Should the government want to test the waters on the viability of high-speed rail, it should invest in a Bangkok-Rayong route due to the absence of airline flights at the moment, he told a seminar entitled "The Fiscal Budget: What They Do with Our Money".
"We're not a rich country that can invest in projects that are not worthwhile," he said.
The 780-billion-baht high-speed rail project is part of the government's 2-trillion-baht worth of infrastructure projects aimed at improving the country's logistics and transport systems as well as stimulating domestic investment.
The four routes are Bangkok-Phitsanulok-Chiang Mai to the North worth 387 billion baht, Bangkok-Hua Hin-Padang Besar on the Malaysian border worth 124 billion, Bangkok-Pattaya-Rayong to the East worth 100 billion and Bangkok-Nakhon Ratchasima-Nong Khai to the Northeast worth 170 billion.
A draft to authorise government borrowing to fund the 2-trillion-baht scheme is pending parliamentary deliberation.
The seven-year investment is expected to start in the second half of this year.

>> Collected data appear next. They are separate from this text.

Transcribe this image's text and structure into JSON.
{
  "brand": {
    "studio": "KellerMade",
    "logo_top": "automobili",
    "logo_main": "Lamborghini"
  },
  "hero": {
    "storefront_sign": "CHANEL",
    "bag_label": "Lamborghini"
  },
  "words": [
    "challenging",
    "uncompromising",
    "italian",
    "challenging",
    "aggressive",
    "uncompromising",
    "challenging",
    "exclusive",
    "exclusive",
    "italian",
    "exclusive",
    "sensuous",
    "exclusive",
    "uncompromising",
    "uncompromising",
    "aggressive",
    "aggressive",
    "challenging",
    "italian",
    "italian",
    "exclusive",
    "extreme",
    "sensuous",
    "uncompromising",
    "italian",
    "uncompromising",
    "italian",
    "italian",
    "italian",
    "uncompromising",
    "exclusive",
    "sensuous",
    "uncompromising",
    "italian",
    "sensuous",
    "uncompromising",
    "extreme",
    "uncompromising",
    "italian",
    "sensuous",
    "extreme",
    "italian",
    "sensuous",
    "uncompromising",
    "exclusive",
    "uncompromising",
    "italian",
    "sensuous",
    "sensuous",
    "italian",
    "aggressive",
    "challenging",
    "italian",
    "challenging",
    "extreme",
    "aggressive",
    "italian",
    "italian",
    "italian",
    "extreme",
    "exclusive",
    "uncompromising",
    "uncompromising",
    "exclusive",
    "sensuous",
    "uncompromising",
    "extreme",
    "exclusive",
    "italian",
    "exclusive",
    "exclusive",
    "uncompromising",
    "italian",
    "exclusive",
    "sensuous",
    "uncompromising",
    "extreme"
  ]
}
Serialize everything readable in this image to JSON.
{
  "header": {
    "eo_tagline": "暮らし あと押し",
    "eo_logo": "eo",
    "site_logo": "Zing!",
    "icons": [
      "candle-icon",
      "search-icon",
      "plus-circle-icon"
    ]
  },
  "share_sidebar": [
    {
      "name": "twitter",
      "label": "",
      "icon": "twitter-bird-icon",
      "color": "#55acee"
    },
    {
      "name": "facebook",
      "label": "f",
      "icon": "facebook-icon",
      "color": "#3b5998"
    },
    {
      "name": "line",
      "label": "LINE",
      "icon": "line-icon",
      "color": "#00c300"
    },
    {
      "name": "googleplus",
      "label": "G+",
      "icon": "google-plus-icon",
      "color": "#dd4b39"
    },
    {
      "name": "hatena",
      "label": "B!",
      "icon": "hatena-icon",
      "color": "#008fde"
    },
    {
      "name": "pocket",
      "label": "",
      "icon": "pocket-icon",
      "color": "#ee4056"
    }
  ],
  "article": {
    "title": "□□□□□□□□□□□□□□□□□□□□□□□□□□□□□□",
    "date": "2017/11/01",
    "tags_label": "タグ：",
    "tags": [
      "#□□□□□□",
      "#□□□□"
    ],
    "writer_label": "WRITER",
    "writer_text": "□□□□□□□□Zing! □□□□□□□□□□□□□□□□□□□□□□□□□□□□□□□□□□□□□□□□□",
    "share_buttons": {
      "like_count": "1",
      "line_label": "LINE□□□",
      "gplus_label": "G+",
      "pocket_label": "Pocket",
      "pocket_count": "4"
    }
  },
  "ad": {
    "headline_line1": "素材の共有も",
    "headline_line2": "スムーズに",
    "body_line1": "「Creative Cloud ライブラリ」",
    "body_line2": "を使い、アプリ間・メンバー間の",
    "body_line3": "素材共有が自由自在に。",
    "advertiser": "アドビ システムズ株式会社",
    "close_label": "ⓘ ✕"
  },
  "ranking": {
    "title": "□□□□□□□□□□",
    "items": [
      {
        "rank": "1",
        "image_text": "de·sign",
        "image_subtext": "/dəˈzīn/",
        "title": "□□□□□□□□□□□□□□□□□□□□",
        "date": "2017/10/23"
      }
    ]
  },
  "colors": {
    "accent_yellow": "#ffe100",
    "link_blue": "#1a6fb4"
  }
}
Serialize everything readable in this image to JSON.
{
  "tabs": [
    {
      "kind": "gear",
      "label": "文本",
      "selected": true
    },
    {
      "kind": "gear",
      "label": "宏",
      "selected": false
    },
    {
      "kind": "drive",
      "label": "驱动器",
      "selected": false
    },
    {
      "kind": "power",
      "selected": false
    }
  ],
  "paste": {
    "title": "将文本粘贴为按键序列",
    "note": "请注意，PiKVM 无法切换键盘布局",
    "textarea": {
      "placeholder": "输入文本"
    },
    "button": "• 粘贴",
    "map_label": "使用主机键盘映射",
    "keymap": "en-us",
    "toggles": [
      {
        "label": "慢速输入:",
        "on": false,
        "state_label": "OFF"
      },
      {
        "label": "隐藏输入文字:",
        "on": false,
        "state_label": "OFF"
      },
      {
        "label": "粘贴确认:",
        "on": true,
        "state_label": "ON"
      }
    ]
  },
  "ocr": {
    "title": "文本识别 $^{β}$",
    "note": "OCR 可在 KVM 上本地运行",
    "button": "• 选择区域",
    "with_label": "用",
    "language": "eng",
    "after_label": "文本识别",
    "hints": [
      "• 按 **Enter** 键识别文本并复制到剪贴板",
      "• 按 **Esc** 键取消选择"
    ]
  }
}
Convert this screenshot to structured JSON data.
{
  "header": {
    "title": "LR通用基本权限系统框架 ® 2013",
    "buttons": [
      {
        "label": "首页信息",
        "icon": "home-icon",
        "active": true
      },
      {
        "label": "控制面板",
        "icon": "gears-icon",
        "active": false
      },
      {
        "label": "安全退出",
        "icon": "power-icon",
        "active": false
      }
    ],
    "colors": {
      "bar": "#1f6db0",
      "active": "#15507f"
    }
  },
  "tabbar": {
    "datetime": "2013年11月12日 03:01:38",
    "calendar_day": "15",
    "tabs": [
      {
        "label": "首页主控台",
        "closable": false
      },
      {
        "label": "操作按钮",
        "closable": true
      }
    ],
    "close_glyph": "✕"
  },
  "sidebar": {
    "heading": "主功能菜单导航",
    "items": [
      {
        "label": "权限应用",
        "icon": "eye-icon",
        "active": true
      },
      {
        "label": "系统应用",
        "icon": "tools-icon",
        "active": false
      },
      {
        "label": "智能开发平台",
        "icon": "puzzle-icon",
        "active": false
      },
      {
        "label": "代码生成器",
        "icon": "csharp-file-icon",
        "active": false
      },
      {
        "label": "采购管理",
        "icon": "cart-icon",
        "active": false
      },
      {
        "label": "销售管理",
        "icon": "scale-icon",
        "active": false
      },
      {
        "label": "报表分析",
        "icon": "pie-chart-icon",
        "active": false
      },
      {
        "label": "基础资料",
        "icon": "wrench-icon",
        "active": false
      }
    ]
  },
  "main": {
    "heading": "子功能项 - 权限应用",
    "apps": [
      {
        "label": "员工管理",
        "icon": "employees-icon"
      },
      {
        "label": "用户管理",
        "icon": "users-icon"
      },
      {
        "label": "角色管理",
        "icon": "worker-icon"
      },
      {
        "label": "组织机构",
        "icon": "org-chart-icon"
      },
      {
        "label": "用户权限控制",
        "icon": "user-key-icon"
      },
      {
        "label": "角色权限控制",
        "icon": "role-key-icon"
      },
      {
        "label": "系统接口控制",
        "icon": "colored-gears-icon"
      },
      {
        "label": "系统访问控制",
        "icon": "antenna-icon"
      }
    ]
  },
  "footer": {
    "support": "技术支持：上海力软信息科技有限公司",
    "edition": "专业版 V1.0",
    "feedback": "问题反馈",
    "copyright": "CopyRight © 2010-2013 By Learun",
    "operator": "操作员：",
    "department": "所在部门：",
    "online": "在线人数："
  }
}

MR Pridiyathorn referred to a study that some routes need as much as 41,000 passengers per day or 15 million a year to break even.
The required number of passengers is above the number of domestic airline passengers at the moment.
The fares of high-speed train routes will likely exceed those of low-cost airlines even though its faster to fly.
He lashed out at politicians whose first priority is to win re-election by offering populist policies, noting that this could create a democracy trap where doing activities for the sake of the country becomes the second priority.
This practice is how countries in Southern Europe ended up with a fiscal budget crisis, he said.
Their governments have high expenses funding their generous welfare benefits but did not dare to raise taxes.
"This democracy trap makes me lose faith in the democratic system to some extent," said MR Pridiyathorn.
Somchai Jitsuchon, director of the Thailand Development Research Institute, said the 780-billion-baht budget may be too low, and it is likely an additional 100 billion baht would be needed to fund the projects.
It is inappropriate to allow China and Japan to conduct the pre-feasibility study for the high-speed rail projects since they are likely to be investors should it move forward, he said.